The 10 Most Brutal Knockouts in UFC History (Viewer Discretion Advised)

Founded in 1993, the Ultimate Fighting Championship has grown from a fledgling mixed martial arts promotion into a $4 billion company. In a sport where one punch, kick or flying knee can make or break a career, a few knockouts stand out for utter brutality as much as tactical excellence. These 10 UFC KOs are not for the faint of heart.

Silva Straight Kicks Belfort in the Jaw

In a match of two UFC champions, Brazilian Vitor Belfort challenged his countryman Anderson Silva for the middleweight title at UFC 126 in February 2011. Belfort had never been knocked out in 28 previous fights, but after he received a lightning-quick straight kick to the jaw, Silva finished him off with punches for an impressive eighth consecutive defense of the title.

Barboza the Brutal Ballerina

Englishman Terry Etim journeyed to Rio de Janeiro for UFC 142 in January 2012. The trip did not go well. Brazilian Edson Barboza welcomed Etim with a full spinning kick, and the resulting fall looked like a choreographed kung fu scene, as if Etim was a felled tree. It earned Barboza both Fight of the Night and Knockout of the Night bonuses.

Head Kick KOs Cro Cop

Croatian Mirko Filipovic is known as the "Cro Cop" for serving in his country's special police force. But even his tactical training did not prepare him for heavyweight Gabriel Gonzaga's stunning head kick late in the first round at April 2007's UFC 70 in England. However, Filipovic avenged the loss with a third-round TKO of Gonzaga in April 2015.

The Iceman Freezes Ortiz

A UFC match must be stopped when a fighter is no longer capable of "intelligently defending" himself. That clause worked against Tito Ortiz at UFC 47 in April 2004, as Chuck Liddell endured a couple of hard counterpunches and continued with a wild onslaught of blows on Ortiz, practically standing him up against the cage and opening a gash before Ortiz dropped.
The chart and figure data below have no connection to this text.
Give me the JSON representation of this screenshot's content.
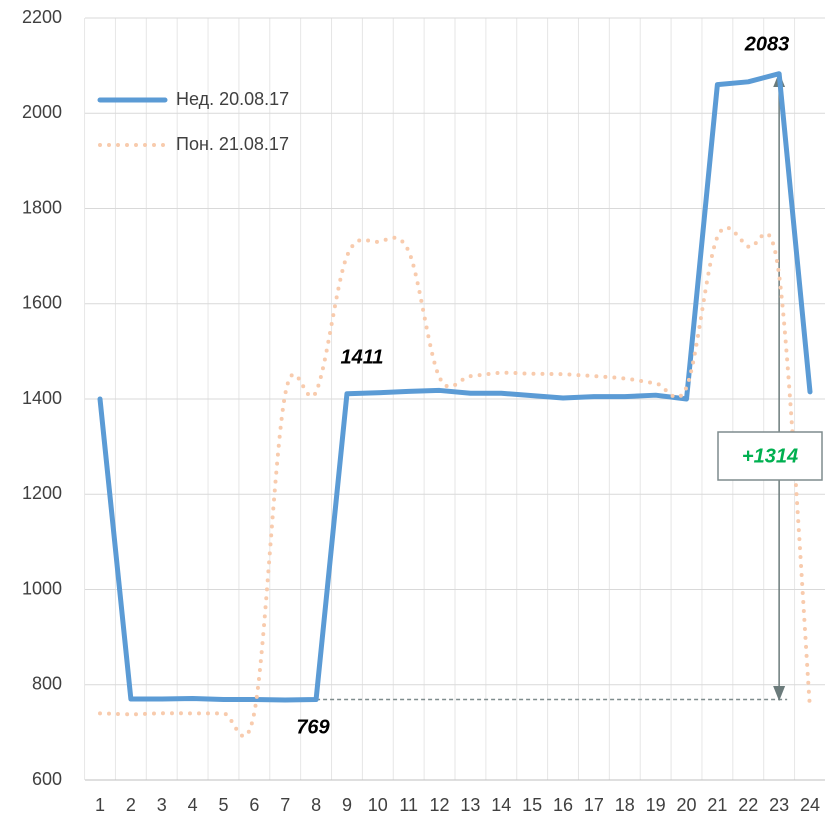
{
  "chart_data": {
    "type": "line",
    "categories": [
      "1",
      "2",
      "3",
      "4",
      "5",
      "6",
      "7",
      "8",
      "9",
      "10",
      "11",
      "12",
      "13",
      "14",
      "15",
      "16",
      "17",
      "18",
      "19",
      "20",
      "21",
      "22",
      "23",
      "24"
    ],
    "series": [
      {
        "name": "Нед. 20.08.17",
        "color": "#5b9bd5",
        "style": "solid",
        "values": [
          1400,
          770,
          770,
          771,
          769,
          769,
          768,
          769,
          1411,
          1413,
          1416,
          1418,
          1412,
          1412,
          1407,
          1402,
          1405,
          1405,
          1408,
          1400,
          2060,
          2066,
          2083,
          1415
        ]
      },
      {
        "name": "Пон. 21.08.17",
        "color": "#f8cbad",
        "style": "dotted",
        "values": [
          740,
          738,
          740,
          740,
          740,
          742,
          1410,
          1415,
          1700,
          1730,
          1710,
          1445,
          1448,
          1455,
          1453,
          1452,
          1448,
          1443,
          1433,
          1425,
          1740,
          1720,
          1660,
          750
        ]
      }
    ],
    "annotations": [
      "2083",
      "1411",
      "769",
      "+1314"
    ],
    "ylim": [
      600,
      2200
    ],
    "yticks": [
      600,
      800,
      1000,
      1200,
      1400,
      1600,
      1800,
      2000,
      2200
    ],
    "grid": true,
    "legend": "top-left"
  }
}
Flying Forearm Follows Knockout Punch

As brutal as Dan Henderson's right hook was with the knockout blow on Michael Bisping, it didn't quite finish their match at July 2009's UFC 100. It's a pity that referee Mario Yamasaki didn't cross the canvas sooner to prevent Henderson's crushing flying elbow, because Bisping was clearly out cold before he even hit the mat.